We are planning ‘warm banks’ in Birmingham to try to save people abandoned by government

A man exercises in a park overlooking the city centre of Birmingham
‘Six Birmingham constituencies are among those with the highest levels of fuel poverty in the country.’ Photograph: Bloomberg/Getty Images

Come to my ward in east Birmingham and you’ll find no shortage of pride or ambition. Our city has one of the youngest populations in Europe. It’s powered by huge creative talent and home to vibrant, diverse communities. But, as I spent a sunny Saturday morning holding my regular councillor’s surgery at Glebe Farm library, my constituents told me troubling stories. They spoke of rocketing food prices and rising household bills; of overstretched family budgets that won’t keep pace with the cost of living. They feared the coming colder days. “We just don’t have that kind of money,” a pensioner couple said of impending rises in their energy bill. One young family told me they worried about having to choose between eating or heating this winter.
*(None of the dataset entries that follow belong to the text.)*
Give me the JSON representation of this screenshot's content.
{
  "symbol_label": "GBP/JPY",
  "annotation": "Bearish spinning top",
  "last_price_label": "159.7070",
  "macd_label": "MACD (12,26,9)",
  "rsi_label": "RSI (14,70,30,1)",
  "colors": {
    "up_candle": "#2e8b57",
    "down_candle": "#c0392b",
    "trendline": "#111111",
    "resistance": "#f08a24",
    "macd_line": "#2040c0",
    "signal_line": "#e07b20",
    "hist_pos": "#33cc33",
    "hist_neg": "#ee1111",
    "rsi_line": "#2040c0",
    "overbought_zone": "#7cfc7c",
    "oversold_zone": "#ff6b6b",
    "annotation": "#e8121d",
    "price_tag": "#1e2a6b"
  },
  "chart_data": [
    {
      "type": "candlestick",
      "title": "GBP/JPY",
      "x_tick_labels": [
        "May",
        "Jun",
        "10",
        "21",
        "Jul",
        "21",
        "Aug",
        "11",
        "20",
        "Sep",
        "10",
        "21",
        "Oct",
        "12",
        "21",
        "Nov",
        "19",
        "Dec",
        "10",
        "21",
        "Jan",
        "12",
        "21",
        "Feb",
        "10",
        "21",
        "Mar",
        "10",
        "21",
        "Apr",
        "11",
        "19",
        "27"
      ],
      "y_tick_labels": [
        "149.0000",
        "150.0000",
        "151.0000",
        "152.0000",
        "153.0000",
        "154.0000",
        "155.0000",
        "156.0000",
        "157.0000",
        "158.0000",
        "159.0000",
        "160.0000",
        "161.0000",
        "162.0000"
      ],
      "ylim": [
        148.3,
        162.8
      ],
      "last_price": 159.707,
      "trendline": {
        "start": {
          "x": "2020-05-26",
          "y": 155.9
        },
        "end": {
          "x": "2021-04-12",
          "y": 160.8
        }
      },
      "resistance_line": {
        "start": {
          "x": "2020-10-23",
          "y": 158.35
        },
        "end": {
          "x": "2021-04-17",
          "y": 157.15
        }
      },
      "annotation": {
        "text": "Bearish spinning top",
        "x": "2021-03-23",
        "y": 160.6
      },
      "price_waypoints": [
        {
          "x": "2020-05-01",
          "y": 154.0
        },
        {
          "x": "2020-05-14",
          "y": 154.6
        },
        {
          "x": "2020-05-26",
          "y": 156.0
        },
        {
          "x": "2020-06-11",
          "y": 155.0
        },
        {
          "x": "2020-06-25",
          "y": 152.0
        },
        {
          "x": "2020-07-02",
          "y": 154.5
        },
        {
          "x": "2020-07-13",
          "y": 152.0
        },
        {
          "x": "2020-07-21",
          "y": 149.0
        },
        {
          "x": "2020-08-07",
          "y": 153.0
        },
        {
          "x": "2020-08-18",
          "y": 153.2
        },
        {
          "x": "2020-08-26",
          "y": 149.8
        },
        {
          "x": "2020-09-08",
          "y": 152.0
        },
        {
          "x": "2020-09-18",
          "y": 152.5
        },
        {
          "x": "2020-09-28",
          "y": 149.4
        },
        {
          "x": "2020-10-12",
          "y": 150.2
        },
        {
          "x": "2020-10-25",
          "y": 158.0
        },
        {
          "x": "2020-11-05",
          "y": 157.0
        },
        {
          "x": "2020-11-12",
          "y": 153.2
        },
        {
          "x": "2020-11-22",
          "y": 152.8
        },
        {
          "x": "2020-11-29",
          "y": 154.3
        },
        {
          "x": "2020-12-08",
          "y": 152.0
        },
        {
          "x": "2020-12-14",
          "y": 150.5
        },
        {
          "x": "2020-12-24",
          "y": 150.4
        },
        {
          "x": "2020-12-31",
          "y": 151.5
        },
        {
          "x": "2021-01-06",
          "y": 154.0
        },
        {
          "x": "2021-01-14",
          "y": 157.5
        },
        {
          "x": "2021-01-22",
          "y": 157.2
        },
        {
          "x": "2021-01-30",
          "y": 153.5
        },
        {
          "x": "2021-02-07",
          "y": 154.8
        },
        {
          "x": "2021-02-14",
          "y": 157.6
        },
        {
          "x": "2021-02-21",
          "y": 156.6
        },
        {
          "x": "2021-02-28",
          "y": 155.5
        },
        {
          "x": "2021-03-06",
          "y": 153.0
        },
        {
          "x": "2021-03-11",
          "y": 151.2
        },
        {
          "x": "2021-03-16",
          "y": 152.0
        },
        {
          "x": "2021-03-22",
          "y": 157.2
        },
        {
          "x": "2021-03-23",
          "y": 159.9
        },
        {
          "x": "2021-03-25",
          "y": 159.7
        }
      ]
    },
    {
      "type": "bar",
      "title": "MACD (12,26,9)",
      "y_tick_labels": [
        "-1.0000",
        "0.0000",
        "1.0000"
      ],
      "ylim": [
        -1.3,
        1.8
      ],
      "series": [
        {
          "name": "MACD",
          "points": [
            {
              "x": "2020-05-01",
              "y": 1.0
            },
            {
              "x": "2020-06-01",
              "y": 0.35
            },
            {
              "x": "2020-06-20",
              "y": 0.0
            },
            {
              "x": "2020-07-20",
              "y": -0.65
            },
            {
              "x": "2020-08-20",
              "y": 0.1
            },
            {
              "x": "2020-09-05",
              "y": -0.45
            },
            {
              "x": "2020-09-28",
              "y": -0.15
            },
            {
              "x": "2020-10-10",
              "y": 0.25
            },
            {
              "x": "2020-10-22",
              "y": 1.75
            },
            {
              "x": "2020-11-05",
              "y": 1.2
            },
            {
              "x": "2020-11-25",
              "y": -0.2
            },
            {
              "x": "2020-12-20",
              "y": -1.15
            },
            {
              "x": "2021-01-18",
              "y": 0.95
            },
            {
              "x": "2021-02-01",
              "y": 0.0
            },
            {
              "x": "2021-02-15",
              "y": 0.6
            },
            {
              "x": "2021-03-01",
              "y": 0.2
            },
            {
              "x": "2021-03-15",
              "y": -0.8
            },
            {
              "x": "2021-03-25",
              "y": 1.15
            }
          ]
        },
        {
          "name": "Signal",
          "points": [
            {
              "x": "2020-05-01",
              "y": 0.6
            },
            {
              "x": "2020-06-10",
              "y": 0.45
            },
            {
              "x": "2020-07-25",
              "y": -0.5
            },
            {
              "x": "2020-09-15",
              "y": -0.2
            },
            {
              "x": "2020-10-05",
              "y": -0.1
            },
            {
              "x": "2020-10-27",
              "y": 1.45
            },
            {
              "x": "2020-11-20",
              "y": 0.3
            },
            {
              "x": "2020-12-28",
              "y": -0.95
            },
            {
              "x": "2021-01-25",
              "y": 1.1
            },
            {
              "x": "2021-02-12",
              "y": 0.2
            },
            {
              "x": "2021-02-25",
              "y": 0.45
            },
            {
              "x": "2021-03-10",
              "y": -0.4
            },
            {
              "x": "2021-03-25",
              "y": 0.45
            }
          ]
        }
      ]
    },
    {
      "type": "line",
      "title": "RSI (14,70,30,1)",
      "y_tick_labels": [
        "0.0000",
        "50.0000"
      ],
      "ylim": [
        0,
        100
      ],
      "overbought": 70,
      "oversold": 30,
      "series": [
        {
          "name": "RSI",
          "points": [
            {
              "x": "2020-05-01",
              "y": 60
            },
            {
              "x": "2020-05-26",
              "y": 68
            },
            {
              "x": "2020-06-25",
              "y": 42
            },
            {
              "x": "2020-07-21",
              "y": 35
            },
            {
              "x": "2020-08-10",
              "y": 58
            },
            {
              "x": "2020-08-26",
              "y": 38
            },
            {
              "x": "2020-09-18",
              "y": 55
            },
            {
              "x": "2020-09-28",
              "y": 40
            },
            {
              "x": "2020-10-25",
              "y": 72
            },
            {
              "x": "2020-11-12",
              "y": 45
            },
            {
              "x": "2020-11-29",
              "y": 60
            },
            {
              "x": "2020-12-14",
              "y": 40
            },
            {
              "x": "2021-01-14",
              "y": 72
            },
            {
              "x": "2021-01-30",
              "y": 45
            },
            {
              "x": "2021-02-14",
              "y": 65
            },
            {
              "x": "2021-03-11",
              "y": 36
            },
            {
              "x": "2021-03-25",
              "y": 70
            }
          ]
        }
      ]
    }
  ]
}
Birmingham is now taking the extraordinary step of mapping out places in our city where people can keep warm and safe this winter, because they can’t afford to switch on the heating at home. We’re looking at whether we can open up council buildings, and working with community, voluntary and faith groups to find places where people can be welcomed, find warmth and access help and support. These “warm banks” would be unprecedented. I don’t think councils such as mine ever expected to find themselves having serious conversations about implementing such desperate measures. Yet government inactivity may make them a necessity.

While my constituents are desperately worrying about whether they can afford to turn the heating on this winter, ministers have gone Awol. They could be taking action to freeze prices. They could be taxing the excessive profits of the giant energy companies. They could strengthen the feeble regulation of the energy sector. But the government’s wilful refusal to do anything in the face of impending disaster for so many people across our country is the most shameful of betrayals.

Last week, those fears became reality, as Ofgem announced a staggering 80% increase in the energy price cap. For people in my city, this is simply devastating. Six of Birmingham’s 10 parliamentary constituencies are among those with the highest levels of fuel poverty in the country. The city has been marked by grim legacy of a decade of austerity and savage cuts to social security, and many people in our city already struggle to make ends meet. An 80% increase in energy bills will plunge even more Brummie households into absolute poverty. Bluntly, it means that people will die this winter.

It’s left to local councils like mine to try to act when government won’t. It’s not easy, given that our own budgets have shrunk massively thanks to a decade of Whitehall-imposed cuts. But, unlike ministers, we will not stand idly by while our communities face the prospect of freezing this winter.

We’ve already boosted the inadequate household support fund doled out by government earlier in the year, adding a further £1.3m so we can provide hardship grants and get food and other essentials to vulnerable families, children on free school meals and pensioners. That money is again running out fast. Last year, our winter holiday clubs kept 15,000 children fed over the school holidays – and we expect to be supporting even more this year.

Our council is doing all it can to protect Birmingham’s communities from this storm, but only focused national action can end this cost of living crisis. I say to the new prime minister: unless you tackle this crisis with the same urgency and focus that we approached the pandemic, you will see people dying in their own homes this winter. The choice, Prime Minister, is yours. For all our sakes, make the right one.